County needs to send message on voting districts

To the editor:

On Nov. 14, I appeared before the Shawano County Board to urge them to consider a resolution that asks the state Legislature to create a nonpartisan redistricting process for drawing Wisconsin’s state and congressional voting maps.

Every 10 years after the U.S. Census, states are required to redraw our voting districts with the new census data. Under our current system, the political party in the majority draws the maps. This is a clear conflict of interest.

Politicians combine census data with voter information to draw districts that favor their party. Now there are software advances that allow gerrymandering with shocking precision. Before the GOP redrew Wisconsin’s district maps in 2011, Democrats held 52 seats in the Assembly after winning 57 percent of the vote. Four years later, Democrats won 52 percent of the Wisconsin Assembly votes but held only 39 seats.

These seats and maps are essential to the building blocks of our democracy and represent our right as Americans to pick leaders who protect the integrity of our elections and represent the shared values of our state.

A district court last year found Wisconsin’s legislative districts to be unconstitutional based on partisan gerrymandering, and it ordered the state Legislature to redraw the voting maps in time for the 2018 elections.

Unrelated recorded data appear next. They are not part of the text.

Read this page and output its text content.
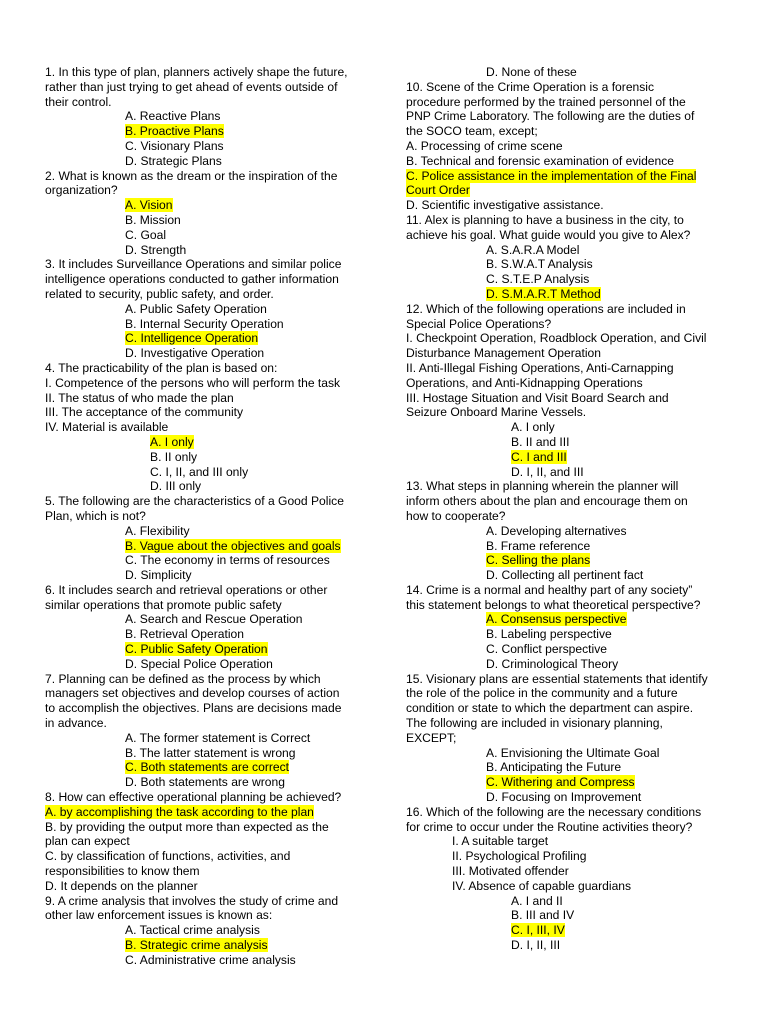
1. In this type of plan, planners actively shape the future,
rather than just trying to get ahead of events outside of
their control.
A. Reactive Plans
B. Proactive Plans
C. Visionary Plans
D. Strategic Plans
2. What is known as the dream or the inspiration of the
organization?
A. Vision
B. Mission
C. Goal
D. Strength
3. It includes Surveillance Operations and similar police
intelligence operations conducted to gather information
related to security, public safety, and order.
A. Public Safety Operation
B. Internal Security Operation
C. Intelligence Operation
D. Investigative Operation
4. The practicability of the plan is based on:
I. Competence of the persons who will perform the task
II. The status of who made the plan
III. The acceptance of the community
IV. Material is available
A. I only
B. II only
C. I, II, and III only
D. III only
5. The following are the characteristics of a Good Police
Plan, which is not?
A. Flexibility
B. Vague about the objectives and goals
C. The economy in terms of resources
D. Simplicity
6. It includes search and retrieval operations or other
similar operations that promote public safety
A. Search and Rescue Operation
B. Retrieval Operation
C. Public Safety Operation
D. Special Police Operation
7. Planning can be defined as the process by which
managers set objectives and develop courses of action
to accomplish the objectives. Plans are decisions made
in advance.
A. The former statement is Correct
B. The latter statement is wrong
C. Both statements are correct
D. Both statements are wrong
8. How can effective operational planning be achieved?
A. by accomplishing the task according to the plan
B. by providing the output more than expected as the
plan can expect
C. by classification of functions, activities, and
responsibilities to know them
D. It depends on the planner
9. A crime analysis that involves the study of crime and
other law enforcement issues is known as:
A. Tactical crime analysis
B. Strategic crime analysis
C. Administrative crime analysis
D. None of these
10. Scene of the Crime Operation is a forensic
procedure performed by the trained personnel of the
PNP Crime Laboratory. The following are the duties of
the SOCO team, except;
A. Processing of crime scene
B. Technical and forensic examination of evidence
C. Police assistance in the implementation of the Final
Court Order
D. Scientific investigative assistance.
11. Alex is planning to have a business in the city, to
achieve his goal. What guide would you give to Alex?
A. S.A.R.A Model
B. S.W.A.T Analysis
C. S.T.E.P Analysis
D. S.M.A.R.T Method
12. Which of the following operations are included in
Special Police Operations?
I. Checkpoint Operation, Roadblock Operation, and Civil
Disturbance Management Operation
II. Anti-Illegal Fishing Operations, Anti-Carnapping
Operations, and Anti-Kidnapping Operations
III. Hostage Situation and Visit Board Search and
Seizure Onboard Marine Vessels.
A. I only
B. II and III
C. I and III
D. I, II, and III
13. What steps in planning wherein the planner will
inform others about the plan and encourage them on
how to cooperate?
A. Developing alternatives
B. Frame reference
C. Selling the plans
D. Collecting all pertinent fact
14. Crime is a normal and healthy part of any society”
this statement belongs to what theoretical perspective?
A. Consensus perspective
B. Labeling perspective
C. Conflict perspective
D. Criminological Theory
15. Visionary plans are essential statements that identify
the role of the police in the community and a future
condition or state to which the department can aspire.
The following are included in visionary planning,
EXCEPT;
A. Envisioning the Ultimate Goal
B. Anticipating the Future
C. Withering and Compress
D. Focusing on Improvement
16. Which of the following are the necessary conditions
for crime to occur under the Routine activities theory?
I. A suitable target
II. Psychological Profiling
III. Motivated offender
IV. Absence of capable guardians
A. I and II
B. III and IV
C. I, III, IV
D. I, II, III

This case is on appeal by the U.S. Supreme Court.

It would be better if we change the process of how maps are drawn and who draws them. Even U.S. Rep. Mike Gallagher agrees, saying “Nonpartisan redistricting is essential to ensure politicians aren’t allowed to gerrymander their districts and choose their own voters.” A nonpartisan agency could take on this task.

This resolution has already passed in 34 counties in Wisconsin, as well as the Wisconsin Counties Association, yet the Shawano County Board won’t even bring it up for a vote in their administrative committee. A message asking for a nonpartisan process for drawing fairer maps needs to be sent to our state Legislature now.